Kettlebells are already a powerhouse training tool, boosting strength, athletic power and core stability. But when you bring a BOSU Balance Trainer into the mix, you unlock an entirely new dimension of training. The unstable surface challenges your balance, activates stabiliser muscles, and forces your body to engage from head to toe.
All you need is a BOSU, a set of kettlebells and a little space (bonus points if you take it outdoors). Here’s a complete routine to try:
1. Double Up Your Row
Why it works: Combines balance, core engagement, and upper-back strength. |
2. Hop Over
Why it works: Builds explosive lower-body power and coordination while adding a cardio burst. |
3. Single Arm Squat Press
Why it works: Unites lower-body strength, shoulder power, and balance in one dynamic movement. |
4. BOSU® Hip Hinge
Why it works: Targets hamstrings and glutes while challenging single-leg stability. |
5. Double BOSU® Squat (or Single Dome Variation)

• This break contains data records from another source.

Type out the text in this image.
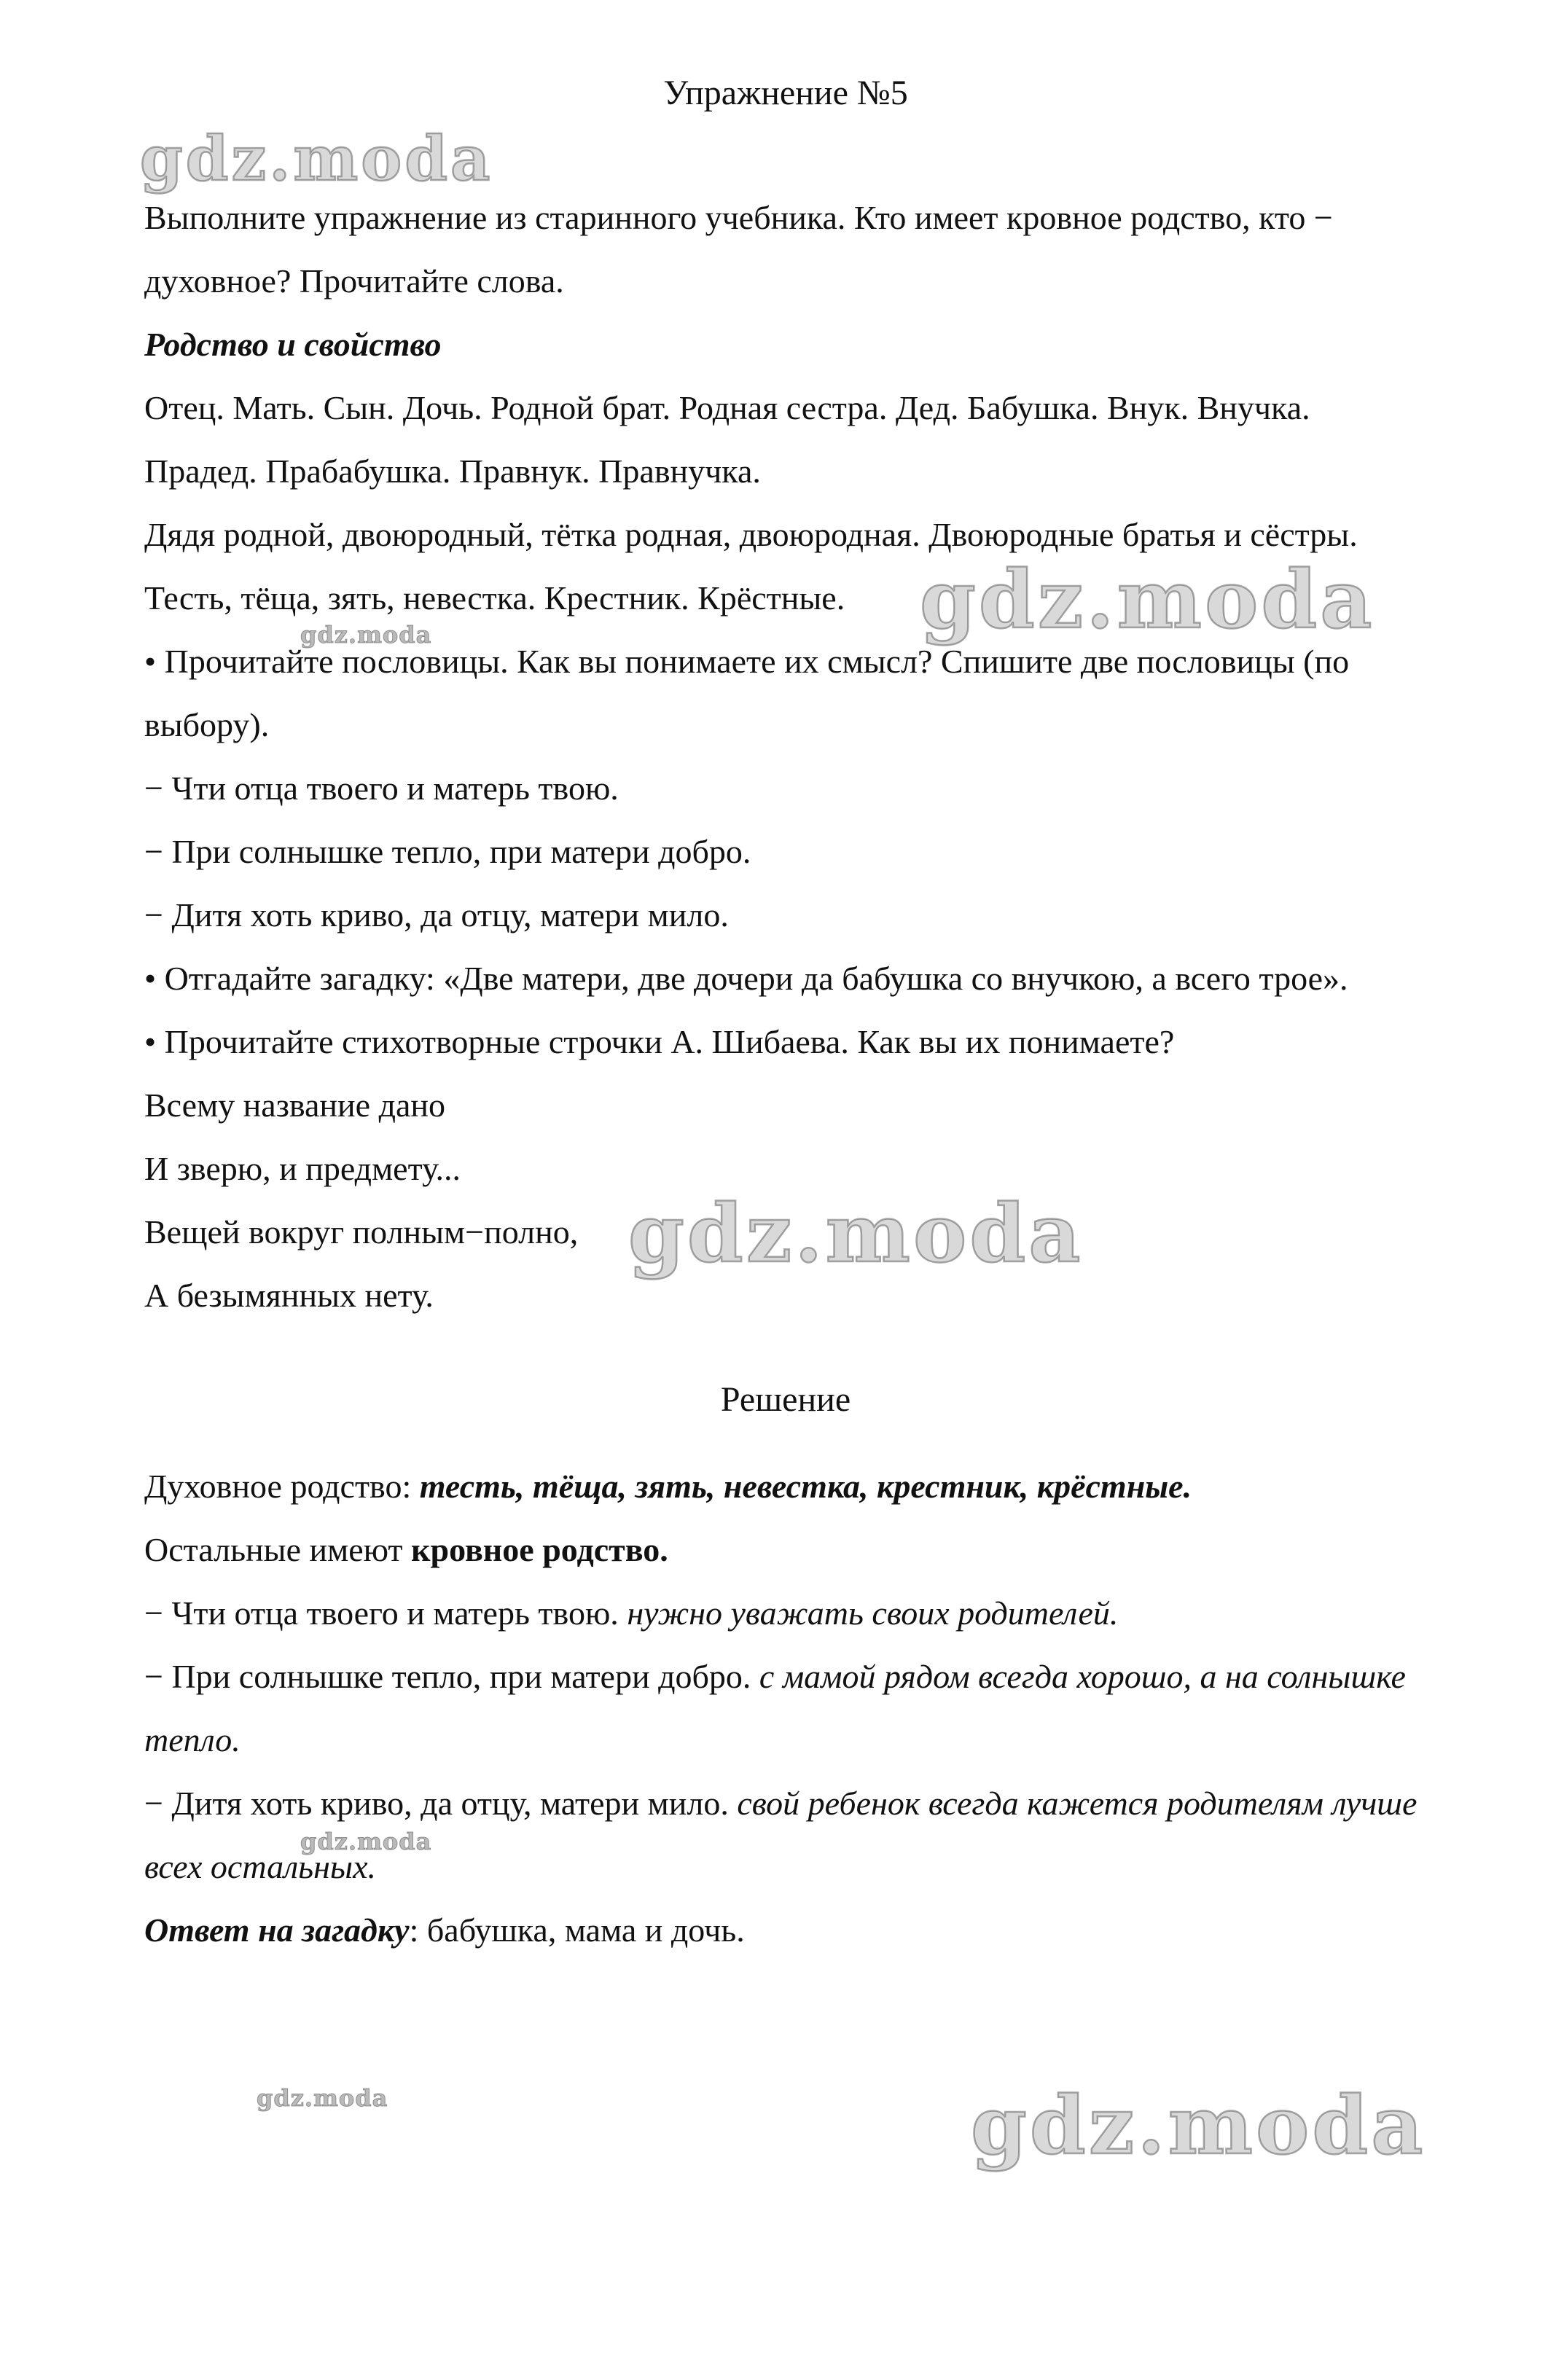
Упражнение №5

Выполните упражнение из старинного учебника. Кто имеет кровное родство, кто − духовное? Прочитайте слова.

Родство и свойство

Отец. Мать. Сын. Дочь. Родной брат. Родная сестра. Дед. Бабушка. Внук. Внучка. Прадед. Прабабушка. Правнук. Правнучка.

Дядя родной, двоюродный, тётка родная, двоюродная. Двоюродные братья и сёстры.

Тесть, тёща, зять, невестка. Крестник. Крёстные.

• Прочитайте пословицы. Как вы понимаете их смысл? Спишите две пословицы (по выбору).

− Чти отца твоего и матерь твою.

− При солнышке тепло, при матери добро.

− Дитя хоть криво, да отцу, матери мило.

• Отгадайте загадку: «Две матери, две дочери да бабушка со внучкою, а всего трое».

• Прочитайте стихотворные строчки А. Шибаева. Как вы их понимаете?

Всему название дано

И зверю, и предмету...

Вещей вокруг полным−полно,

А безымянных нету.

Решение

Духовное родство: тесть, тёща, зять, невестка, крестник, крёстные.

Остальные имеют кровное родство.

− Чти отца твоего и матерь твою. нужно уважать своих родителей.

− При солнышке тепло, при матери добро. с мамой рядом всегда хорошо, а на солнышке тепло.

− Дитя хоть криво, да отцу, матери мило. свой ребенок всегда кажется родителям лучше всех остальных.

Ответ на загадку: бабушка, мама и дочь.

gdz.moda
gdz.moda
gdz.moda
gdz.moda
gdz.moda
gdz.moda
gdz.moda
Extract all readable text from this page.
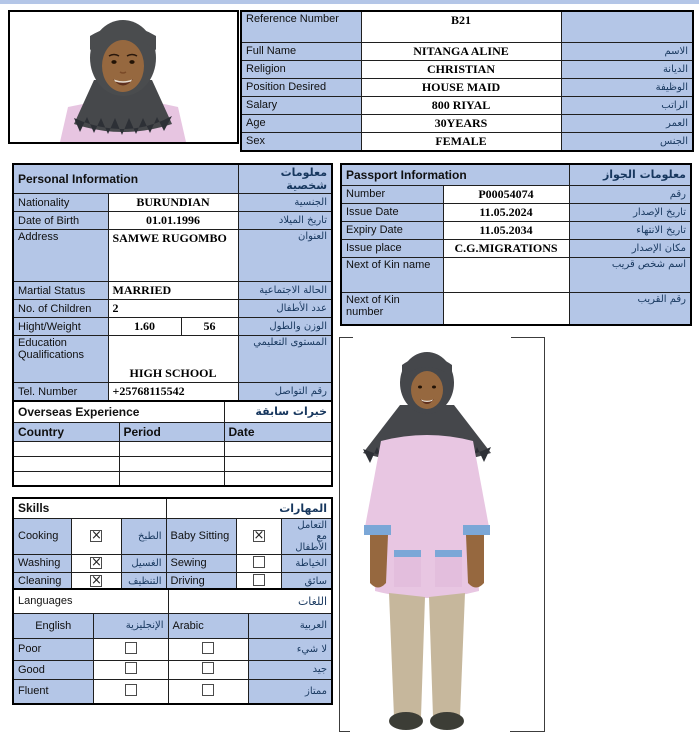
Reference Number	B21	
Full Name	NITANGA ALINE	الاسم
Religion	CHRISTIAN	الديانة
Position Desired	HOUSE MAID	الوظيفة
Salary	800 RIYAL	الراتب
Age	30YEARS	العمر
Sex	FEMALE	الجنس
Personal Information			معلومات شخصية
Nationality	BURUNDIAN		الجنسية
Date of Birth	01.01.1996		تاريخ الميلاد
Address	SAMWE RUGOMBO		العنوان
Martial Status	MARRIED		الحالة الاجتماعية
No. of Children	2		عدد الأطفال
Hight/Weight	1.60	56	الوزن والطول
Education Qualifications	HIGH SCHOOL		المستوى التعليمي
Tel. Number	+25768115542		رقم التواصل
Passport Information		معلومات الجواز
Number	P00054074	رقم
Issue Date	11.05.2024	تاريخ الإصدار
Expiry Date	11.05.2034	تاريخ الانتهاء
Issue place	C.G.MIGRATIONS	مكان الإصدار
Next of Kin name		اسم شخص قريب
Next of Kin number		رقم القريب
Overseas Experience		خبرات سابقة
Country	Period	Date

Skills			المهارات		
Cooking	×	الطبخ	Baby Sitting	×	التعامل مع الأطفال
Washing	×	الغسيل	Sewing		الخياطة
Cleaning	×	التنظيف	Driving		سائق
Languages		اللغات	
English	الإنجليزية	Arabic	العربية
Poor			لا شيء
Good			جيد
Fluent			ممتاز
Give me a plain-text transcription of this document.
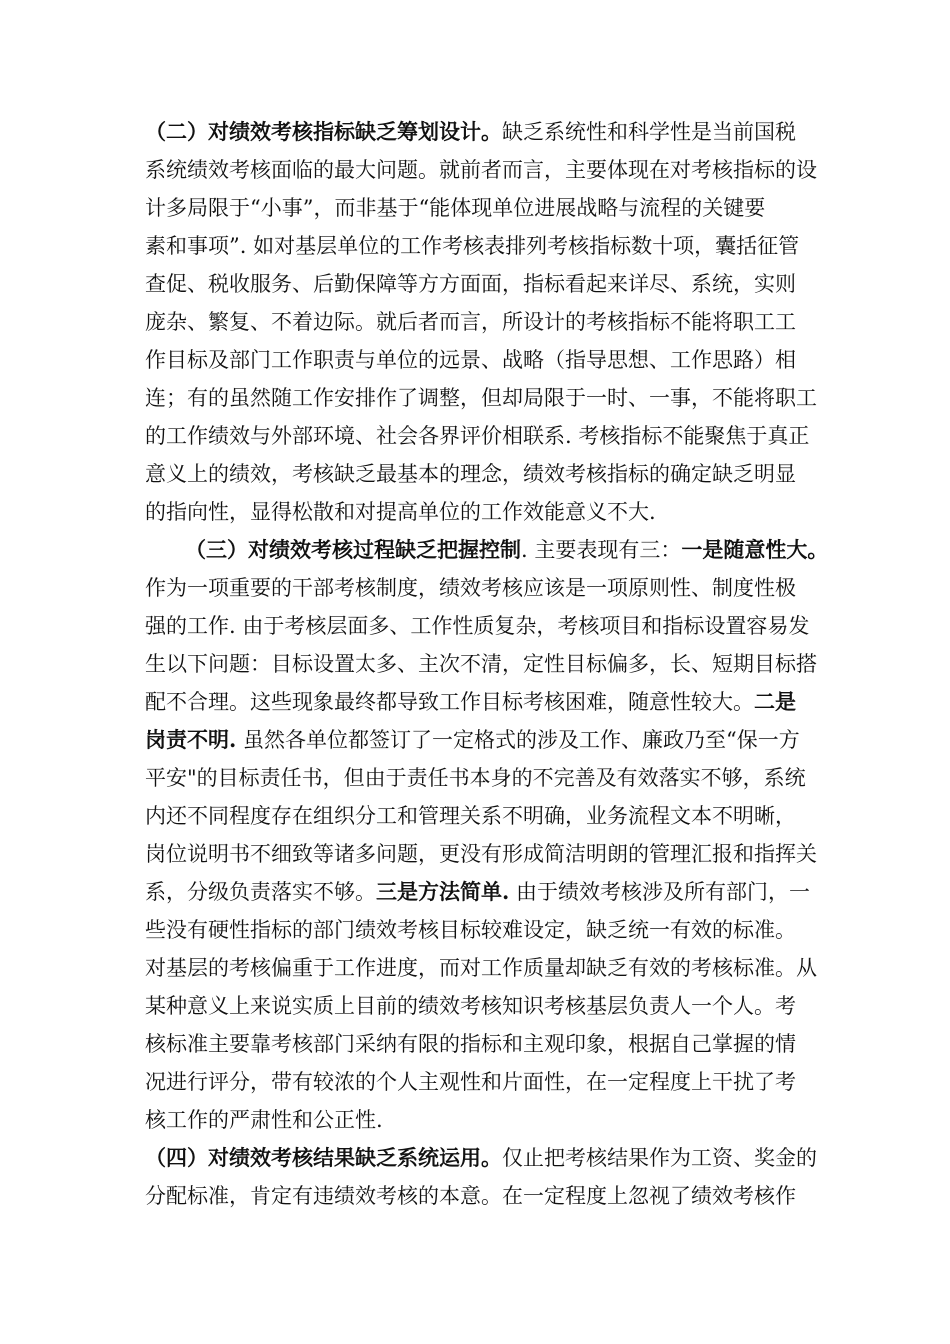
（二）对绩效考核指标缺乏筹划设计。缺乏系统性和科学性是当前国税
系统绩效考核面临的最大问题。就前者而言，主要体现在对考核指标的设
计多局限于“小事”，而非基于“能体现单位进展战略与流程的关键要
素和事项”. 如对基层单位的工作考核表排列考核指标数十项，囊括征管
查促、税收服务、后勤保障等方方面面，指标看起来详尽、系统，实则
庞杂、繁复、不着边际。就后者而言，所设计的考核指标不能将职工工
作目标及部门工作职责与单位的远景、战略（指导思想、工作思路）相
连；有的虽然随工作安排作了调整，但却局限于一时、一事，不能将职工
的工作绩效与外部环境、社会各界评价相联系. 考核指标不能聚焦于真正
意义上的绩效，考核缺乏最基本的理念，绩效考核指标的确定缺乏明显
的指向性，显得松散和对提高单位的工作效能意义不大.
（三）对绩效考核过程缺乏把握控制. 主要表现有三：一是随意性大。
作为一项重要的干部考核制度，绩效考核应该是一项原则性、制度性极
强的工作. 由于考核层面多、工作性质复杂，考核项目和指标设置容易发
生以下问题：目标设置太多、主次不清，定性目标偏多，长、短期目标搭
配不合理。这些现象最终都导致工作目标考核困难，随意性较大。二是
岗责不明. 虽然各单位都签订了一定格式的涉及工作、廉政乃至“保一方
平安"的目标责任书，但由于责任书本身的不完善及有效落实不够，系统
内还不同程度存在组织分工和管理关系不明确，业务流程文本不明晰，
岗位说明书不细致等诸多问题，更没有形成简洁明朗的管理汇报和指挥关
系，分级负责落实不够。三是方法简单. 由于绩效考核涉及所有部门，一
些没有硬性指标的部门绩效考核目标较难设定，缺乏统一有效的标准。
对基层的考核偏重于工作进度，而对工作质量却缺乏有效的考核标准。从
某种意义上来说实质上目前的绩效考核知识考核基层负责人一个人。考
核标准主要靠考核部门采纳有限的指标和主观印象，根据自己掌握的情
况进行评分，带有较浓的个人主观性和片面性，在一定程度上干扰了考
核工作的严肃性和公正性.
（四）对绩效考核结果缺乏系统运用。仅止把考核结果作为工资、奖金的
分配标准，肯定有违绩效考核的本意。在一定程度上忽视了绩效考核作
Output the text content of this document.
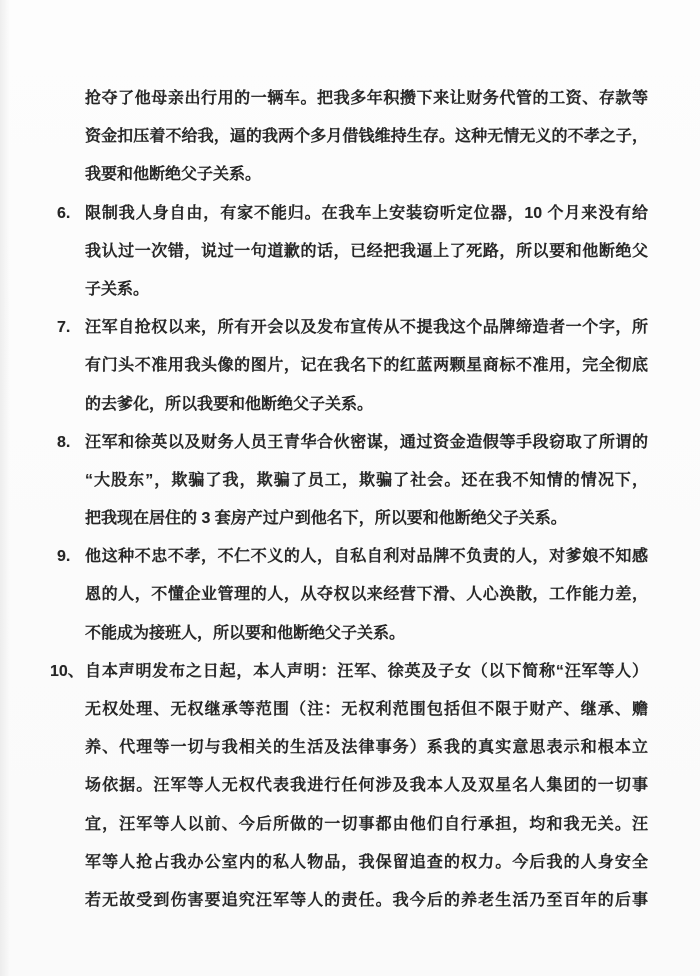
抢夺了他母亲出行用的一辆车。把我多年积攒下来让财务代管的工资、存款等
资金扣压着不给我，逼的我两个多月借钱维持生存。这种无情无义的不孝之子，
我要和他断绝父子关系。
6. 限制我人身自由，有家不能归。在我车上安装窃听定位器，10 个月来没有给
我认过一次错，说过一句道歉的话，已经把我逼上了死路，所以要和他断绝父
子关系。
7. 汪军自抢权以来，所有开会以及发布宣传从不提我这个品牌缔造者一个字，所
有门头不准用我头像的图片，记在我名下的红蓝两颗星商标不准用，完全彻底
的去爹化，所以我要和他断绝父子关系。
8. 汪军和徐英以及财务人员王青华合伙密谋，通过资金造假等手段窃取了所谓的
“大股东”，欺骗了我，欺骗了员工，欺骗了社会。还在我不知情的情况下，
把我现在居住的 3 套房产过户到他名下，所以要和他断绝父子关系。
9. 他这种不忠不孝，不仁不义的人，自私自利对品牌不负责的人，对爹娘不知感
恩的人，不懂企业管理的人，从夺权以来经营下滑、人心涣散，工作能力差，
不能成为接班人，所以要和他断绝父子关系。
10、 自本声明发布之日起，本人声明：汪军、徐英及子女（以下简称“汪军等人）
无权处理、无权继承等范围（注：无权利范围包括但不限于财产、继承、赡
养、代理等一切与我相关的生活及法律事务）系我的真实意思表示和根本立
场依据。汪军等人无权代表我进行任何涉及我本人及双星名人集团的一切事
宜，汪军等人以前、今后所做的一切事都由他们自行承担，均和我无关。汪
军等人抢占我办公室内的私人物品，我保留追查的权力。今后我的人身安全
若无故受到伤害要追究汪军等人的责任。我今后的养老生活乃至百年的后事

Why it works: Adds depth to your squats by demanding stability through the entire lower body. |
Workout Flow
Complete all five exercises in order. Rest for 1 minutes, then repeat the circuit 3-4 times.
Tip: Keep the tempo controlled, moving too fast will compromise your form and reduce the stabiliser muscle engagement that makes BOSU training so effective.
Training on an unstable surface forces your body to recruit stabilisers that often get overlooked. When paired with kettlebell strength work, you get a workout that develops power, balance and functional fitness all at once. Run through this routine 3-4 times to challenge your muscles in new ways and build strength that’s practical and lasting.